Editor’s note: We asked Seattle’s Katy Sewall, host of “The Bittersweet Life” and a longtime successful podcaster, public radio veteran and local writer, to share some of her favorite, nonmainstream shows. Here’s her shortlist.
I listen to a ton of podcasts, and many of the shows I love are mainstream: supported by marketing teams, podcast networks and radio stations. The harder-to-find shows are the great independent podcasts — shows, like mine, that grew up with little or no outside support. Consider this a “lesser-known” favorites list:
The mysterious, wondrous and puzzling stories behind famous works of art. If you think art history is boring, this show will prove you wrong.
“But That’s Another Story”
Author Will Schwalbe (“The End of Your Life Book Club”) invites his literary guests to describe the book that changed their lives. Schwalbe’s ardent love of reading is infectious. He’ll inspire you to contemplate which books formed you.
If you have trouble sleeping, let Kristen Eddy read you a bedtime story. Her peaceful reading of Charles Dickens’ “A Christmas Carol” knocked me out this holiday season.
“Far from Home”
An adventurous, documentary-style show that begins with an 11,000-mile road trip from the United Kingdom to Mongolia in a tiny, unreliable car.

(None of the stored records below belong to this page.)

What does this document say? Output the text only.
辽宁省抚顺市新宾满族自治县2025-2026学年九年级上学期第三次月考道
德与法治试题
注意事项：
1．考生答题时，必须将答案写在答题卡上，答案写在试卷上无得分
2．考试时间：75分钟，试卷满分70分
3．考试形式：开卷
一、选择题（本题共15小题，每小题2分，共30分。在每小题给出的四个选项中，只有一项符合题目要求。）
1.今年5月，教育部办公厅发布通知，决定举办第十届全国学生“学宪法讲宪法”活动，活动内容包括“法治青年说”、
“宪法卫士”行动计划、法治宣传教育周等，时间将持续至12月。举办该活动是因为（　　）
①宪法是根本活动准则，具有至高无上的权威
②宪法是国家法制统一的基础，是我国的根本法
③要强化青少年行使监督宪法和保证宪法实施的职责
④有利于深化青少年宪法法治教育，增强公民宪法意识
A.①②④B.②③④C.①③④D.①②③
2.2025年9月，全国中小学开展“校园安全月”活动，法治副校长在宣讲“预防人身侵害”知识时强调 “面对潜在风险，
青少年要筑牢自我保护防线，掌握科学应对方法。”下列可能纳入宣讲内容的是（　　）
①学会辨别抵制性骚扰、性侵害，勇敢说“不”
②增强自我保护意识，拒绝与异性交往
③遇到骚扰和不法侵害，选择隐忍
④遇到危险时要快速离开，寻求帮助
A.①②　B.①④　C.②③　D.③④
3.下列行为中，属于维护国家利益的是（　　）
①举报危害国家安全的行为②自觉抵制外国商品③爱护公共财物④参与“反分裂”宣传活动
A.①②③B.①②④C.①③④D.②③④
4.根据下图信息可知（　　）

“Good Girls Talk About Sex”
Deeply personal conversations between women about sex and female sexuality. Host Leah Carey isn’t shy with her questions, and her guests are surprisingly open. The shows aims to inform, heal and inspire.
“Harry’s Last Stand”
Harry Leslie Smith was nearly 100 years old when he made this show. He was a survivor of the Great Depression and WWII, and an activist whose tales of hardship and love brought historical perspective to the issues of modern Britain. His stories are graphic and powerful: “I stumbled through the ruins of Hamburg, overwhelmed by the hunger, the dirt, the despair of ordinary folk. It was there I met the woman who became my wife … in the shadow of that shattered German city.”
“In the Moment”
Town Hall Seattle invites you backstage to meet esteemed thinkers and authors. Interviews are anchored by Steve Scher, a familiar voice to Seattle listeners. Steve hosted “Weekday” on KUOW Public Radio for nearly 20 years.
“Marlon and Jake Read Dead People”
Author Marlon James (“A Brief History of Seven Killings”) and Jake Morrissey (his editor) argue over the writers and books they hate (and love). No living authors allowed.
This is not a podcast, but it is worthy of discovery. Ratbox Radio is a pirate radio station that goes live whenever the wildly lovable, and slightly irreverent, host Casey wants to broadcast. He has great taste in music and happily plays requests. Most weeks, if you tune in Tuesday and Friday night, or Sunday morning, you’ll catch it. The birth of Ratbox is the only thing I love about quarantine; mixlr.com/ratbox-radio.
“Should We Get Married”
Local couple Kyle and Kiley discuss their relationship with much teasing and tenderness. Their segment “Me Likey, Me No Likey” is an entertaining, and frequently embarrassing, airing of the habits and behaviors they adore and despise in each other.
“Sleep with Me”
Host “dearest Scooter” mumbles and rambles you off to sleep with humor and kindness. His generous spirit makes him a trusted guide, leading you through the darkest night.
“That Stack of Books”
Nancy Pearl (America’s favorite librarian) and Steve Scher (public radio veteran) gather with Seattle readers in cafes to help you discover your next book.